If we cannot cover \(B_2^n\) by \(N\) translates of \(2 B\), then there must exist \(x_1,\ldots,x_N \in B_2^n\) such that \(x_1 + B, \ldots, x_N + B\) are all pairwise disjoint. Let \(\lambda > 0\) be a parameter we will choose momentarily, and note that \(\lambda (x_1+B),\ldots, \lambda(x_N+B)\) are pairwise disjoint as well, therefore
\[\begin{align*} 1 \geq \gamma_n\left(\bigcup_{i \leq N} \lambda (x_i+B)\right) &= \sum_{i \leq N} \gamma_n\left(\lambda (x_i+B)\right) \\ &\geq \gamma_n(\lambda B) \sum_{i \leq N} e^{-\lambda^2 \|x_i\|_2^2/2} \\ &\geq \gamma_n(\lambda B) N e^{-\lambda^2/2}\,, \end{align*}\]where the first inequality uses the Shift Lemma and the second inequality uses \(x_1,\ldots,x_N \in B_2^n\).

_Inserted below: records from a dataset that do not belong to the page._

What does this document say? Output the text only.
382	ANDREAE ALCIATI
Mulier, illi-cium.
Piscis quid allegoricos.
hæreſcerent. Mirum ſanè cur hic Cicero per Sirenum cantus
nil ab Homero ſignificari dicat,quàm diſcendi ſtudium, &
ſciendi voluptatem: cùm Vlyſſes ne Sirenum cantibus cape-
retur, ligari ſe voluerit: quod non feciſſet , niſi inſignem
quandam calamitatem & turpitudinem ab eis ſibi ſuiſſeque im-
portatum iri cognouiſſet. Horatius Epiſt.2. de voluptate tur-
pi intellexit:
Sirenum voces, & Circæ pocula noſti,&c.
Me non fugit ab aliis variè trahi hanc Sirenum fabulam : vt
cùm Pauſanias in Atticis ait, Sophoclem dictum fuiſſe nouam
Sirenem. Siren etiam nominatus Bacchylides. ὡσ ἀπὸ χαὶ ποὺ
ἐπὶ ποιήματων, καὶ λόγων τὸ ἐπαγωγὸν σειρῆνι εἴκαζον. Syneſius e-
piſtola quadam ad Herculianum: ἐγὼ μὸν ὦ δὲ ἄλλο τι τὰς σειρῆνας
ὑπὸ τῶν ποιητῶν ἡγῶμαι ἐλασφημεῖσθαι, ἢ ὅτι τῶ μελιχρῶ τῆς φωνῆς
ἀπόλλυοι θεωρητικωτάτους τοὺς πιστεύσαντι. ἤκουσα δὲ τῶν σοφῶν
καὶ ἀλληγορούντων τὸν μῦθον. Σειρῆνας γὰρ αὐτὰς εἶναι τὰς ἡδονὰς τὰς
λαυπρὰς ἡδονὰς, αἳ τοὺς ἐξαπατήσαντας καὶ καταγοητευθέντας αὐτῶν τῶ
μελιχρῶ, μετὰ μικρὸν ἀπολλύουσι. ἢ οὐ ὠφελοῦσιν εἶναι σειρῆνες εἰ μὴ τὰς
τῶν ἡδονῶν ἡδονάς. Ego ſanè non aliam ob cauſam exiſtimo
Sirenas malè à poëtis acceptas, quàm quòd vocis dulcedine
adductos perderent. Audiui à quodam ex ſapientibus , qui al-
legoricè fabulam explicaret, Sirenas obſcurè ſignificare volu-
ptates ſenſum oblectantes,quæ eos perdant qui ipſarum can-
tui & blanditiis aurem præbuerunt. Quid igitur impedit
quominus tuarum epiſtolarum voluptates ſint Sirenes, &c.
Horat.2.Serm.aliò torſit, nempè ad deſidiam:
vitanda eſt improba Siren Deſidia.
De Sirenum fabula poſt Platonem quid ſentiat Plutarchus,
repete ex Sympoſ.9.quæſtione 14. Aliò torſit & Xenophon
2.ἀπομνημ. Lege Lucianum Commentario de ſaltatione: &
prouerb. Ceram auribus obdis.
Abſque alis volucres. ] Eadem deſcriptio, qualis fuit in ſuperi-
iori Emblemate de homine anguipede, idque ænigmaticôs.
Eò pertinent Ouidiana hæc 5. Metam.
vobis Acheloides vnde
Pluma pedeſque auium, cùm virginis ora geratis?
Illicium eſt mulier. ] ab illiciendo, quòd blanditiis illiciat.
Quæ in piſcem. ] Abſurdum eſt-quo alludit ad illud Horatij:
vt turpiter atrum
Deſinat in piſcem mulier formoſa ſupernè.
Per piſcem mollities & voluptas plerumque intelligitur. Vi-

Now note that, by Markov’s inequality, \(\E \|\mathbf{g}\| \geq \lambda \gamma_n(\R^n \setminus (\lambda B))\), thus taking \(\lambda \seteq 2 \E \|\mathbf{g}\|\) gives \(\gamma_n(\lambda B) \geq 1/2\), and we conclude that
\[N \leq 2 e^{-2 (\E \|\mathbf{g}\|)^2}\,,\]completing the proof.